Eine Bettlerin in Frankfurt am Main © picture-alliance/ dpa / Arne Dedert
Von Tim Lang |
Die Altersarmut erwisch sie später garantiert, besser wir bereiten unsere Kinder früh genug darauf vor – und bringen ihnen das Betteln in der Schule bei, findet Tim Lang.
Das gibt's doch gar nicht. Jetzt will Berlin den Kindern das Betteln verbieten. Als ob es die Kleinen nicht schon schwer genug haben. Nein, jetzt müssen sie sich auch noch in die Illegalität begeben. Bis zur Unkenntlichkeit verkleidet und mit angeklebten Bärten werden sie becherhaltend durch die Straßen ziehen. Andere werden aus der Dunkelheit der Kanalschächte ihre kleinen Arme in die Luft recken, um die Passanten auf sich aufmerksam zu machen – und wieder Andere müssen versuchen, auf langen Holzstelzen lebensgefährliche Balanceakte zu vollführen, um ihre Kleinheit zu verbergen. Horrorszenarien auf den Berliner Straßen.
Betteln enttabuisieren
Sollten wir da nicht viel eher das Betteln der Kleinen enttabuisieren, gar befördern? Ja. Man stelle sich nur vor, dass zum Beispiel ausgedehnte Kita-Streiks in Zukunft zur Gewohnheit würde. Dann könnte man doch die Kleinen einfach raus auf die Straße schicken. Verstehen Sie? Die Erzieherinnen könnten dann ganz stressfrei streiken, die Eltern müssten sich keine Gedanken machen, dass sich ihre Kleinen langweilen und könnten ganz beruhigt arbeiten gehen. Und der Nachwuchs selbst ginge endlich mal einer vernünftigen Tätigkeit nach, statt im Sandkasten frustriert die Artgenossen mit Matsch zu malträtieren. Also eine Win-Win-Win-Situation. Und dazu kommt noch: So lernen die süßen Kleinen schon im frühen Alter das Wesentliche: Geld ist alles! Scheiß auf die Sandkiste. Scheiß auf den Kindergarten. Ran ans wirkliche Leben. Und dann könnten sie nämlich von ihren Einnahmen endlich ihre Erzieher bezahlen, die dann nicht mehr streiken müssten. Ok, die bräuchte dann zwar auch keiner mehr – aber egal.

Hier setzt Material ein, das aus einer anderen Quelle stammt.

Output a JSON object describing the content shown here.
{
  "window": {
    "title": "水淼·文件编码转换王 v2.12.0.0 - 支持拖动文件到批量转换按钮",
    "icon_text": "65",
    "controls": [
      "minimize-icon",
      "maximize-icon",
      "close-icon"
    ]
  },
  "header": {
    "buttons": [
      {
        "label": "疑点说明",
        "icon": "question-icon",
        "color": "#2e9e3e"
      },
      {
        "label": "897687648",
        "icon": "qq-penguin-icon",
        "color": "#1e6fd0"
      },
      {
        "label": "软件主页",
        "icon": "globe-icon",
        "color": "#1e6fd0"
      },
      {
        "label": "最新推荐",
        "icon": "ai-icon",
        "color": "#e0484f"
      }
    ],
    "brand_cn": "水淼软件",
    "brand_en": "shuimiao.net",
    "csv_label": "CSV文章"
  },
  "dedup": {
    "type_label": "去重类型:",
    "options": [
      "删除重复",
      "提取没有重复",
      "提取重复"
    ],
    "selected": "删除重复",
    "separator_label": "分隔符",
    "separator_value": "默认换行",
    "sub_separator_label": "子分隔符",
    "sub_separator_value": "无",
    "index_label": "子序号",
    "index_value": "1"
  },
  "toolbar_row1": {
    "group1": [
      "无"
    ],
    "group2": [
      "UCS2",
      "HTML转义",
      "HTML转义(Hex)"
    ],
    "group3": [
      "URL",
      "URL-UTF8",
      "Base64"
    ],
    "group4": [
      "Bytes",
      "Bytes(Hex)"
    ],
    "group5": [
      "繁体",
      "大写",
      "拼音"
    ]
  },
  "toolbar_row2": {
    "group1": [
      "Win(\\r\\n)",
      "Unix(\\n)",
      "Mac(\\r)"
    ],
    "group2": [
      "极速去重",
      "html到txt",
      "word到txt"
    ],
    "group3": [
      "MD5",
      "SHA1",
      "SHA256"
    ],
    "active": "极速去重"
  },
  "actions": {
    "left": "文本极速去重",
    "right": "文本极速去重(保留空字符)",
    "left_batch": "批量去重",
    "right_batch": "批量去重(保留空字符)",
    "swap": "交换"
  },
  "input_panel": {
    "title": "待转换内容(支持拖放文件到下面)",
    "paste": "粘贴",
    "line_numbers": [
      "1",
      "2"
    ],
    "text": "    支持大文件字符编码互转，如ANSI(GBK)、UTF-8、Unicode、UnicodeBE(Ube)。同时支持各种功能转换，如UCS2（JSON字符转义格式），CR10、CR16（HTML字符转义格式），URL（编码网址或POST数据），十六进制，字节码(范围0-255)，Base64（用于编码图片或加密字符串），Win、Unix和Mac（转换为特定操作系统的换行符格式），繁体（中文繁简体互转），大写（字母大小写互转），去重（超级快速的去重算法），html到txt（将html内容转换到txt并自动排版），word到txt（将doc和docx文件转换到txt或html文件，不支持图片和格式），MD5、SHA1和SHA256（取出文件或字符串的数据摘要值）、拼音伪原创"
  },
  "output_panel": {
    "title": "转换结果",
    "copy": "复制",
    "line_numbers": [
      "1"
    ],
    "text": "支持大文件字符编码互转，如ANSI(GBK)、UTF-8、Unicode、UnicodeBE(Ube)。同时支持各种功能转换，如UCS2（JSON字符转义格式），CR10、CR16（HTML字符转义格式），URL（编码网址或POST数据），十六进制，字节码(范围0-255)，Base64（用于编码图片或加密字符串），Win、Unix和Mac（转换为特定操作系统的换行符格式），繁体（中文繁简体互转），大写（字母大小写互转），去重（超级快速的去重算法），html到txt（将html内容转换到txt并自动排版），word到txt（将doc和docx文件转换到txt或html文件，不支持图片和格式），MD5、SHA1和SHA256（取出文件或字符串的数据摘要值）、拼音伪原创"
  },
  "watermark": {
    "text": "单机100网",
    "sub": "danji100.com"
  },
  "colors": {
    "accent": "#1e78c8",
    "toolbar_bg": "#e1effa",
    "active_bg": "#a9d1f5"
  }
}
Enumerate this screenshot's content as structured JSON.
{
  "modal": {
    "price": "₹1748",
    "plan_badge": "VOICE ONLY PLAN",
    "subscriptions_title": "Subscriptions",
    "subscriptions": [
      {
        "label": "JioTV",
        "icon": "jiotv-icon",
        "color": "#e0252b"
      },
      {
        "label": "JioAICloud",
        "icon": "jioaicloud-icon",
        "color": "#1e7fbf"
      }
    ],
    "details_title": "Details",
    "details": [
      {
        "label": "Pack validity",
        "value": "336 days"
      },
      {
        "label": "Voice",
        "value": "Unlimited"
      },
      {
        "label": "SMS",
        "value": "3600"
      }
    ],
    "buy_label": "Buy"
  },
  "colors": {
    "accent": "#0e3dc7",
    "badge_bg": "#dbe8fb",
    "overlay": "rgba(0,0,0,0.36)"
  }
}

Betteln, eine Jugendbewegung?
Denn das Allerwichtigste: Die Sprösslinge wären vorbereitet für die Zukunft. Auf das Leben. Auf das Leben im Alter. Auf das Leben in der Altersarmut. Also: Betteln in die Bildung. Betteln als Schulfach. Als Studium das folgerichtig nur zu einem Abschluss führen kann: zum Bettel-Bachelor.
Und noch ein Gewinn käme dazu: Die, die heute schon auf der Straße stehen, wären nicht mehr alleine. Sie wären Teil der Gemeinschaft. Endlich integriert neben den anderen Bettelkindern. Und wenn auch noch der griechische Nachwuchs rüberkommt und die Teppichknüpfer aus Asien, und, und, und – dann wird da eine richtige Jugendbewegung draus. Gemeinsam sind wir arm. Ja, positiv denken. Betteln für die Zukunft.
Schafft mehr Armut!
Also, was gibt's da zu überlegen?
Schafft mehr Armut. Spekuliert weiter. Erhöht das Gefälle zwischen Arm und Reich. Befördert Flüchtlingsströme und Staatsbankrotte. Und dann, wenn wir im Alter alle mit ausgestreckten Händen nebeneinander auf der Straße sitzen, auf dem Schutthaufen unseres Kapitalismus und den vereinzelten Wohlhabenden beim Slalomlauf um die aufgestellten Hüte zusehen, dann summen wir vielleicht ganz leise ein Lied: "Völker hört die Signale ..."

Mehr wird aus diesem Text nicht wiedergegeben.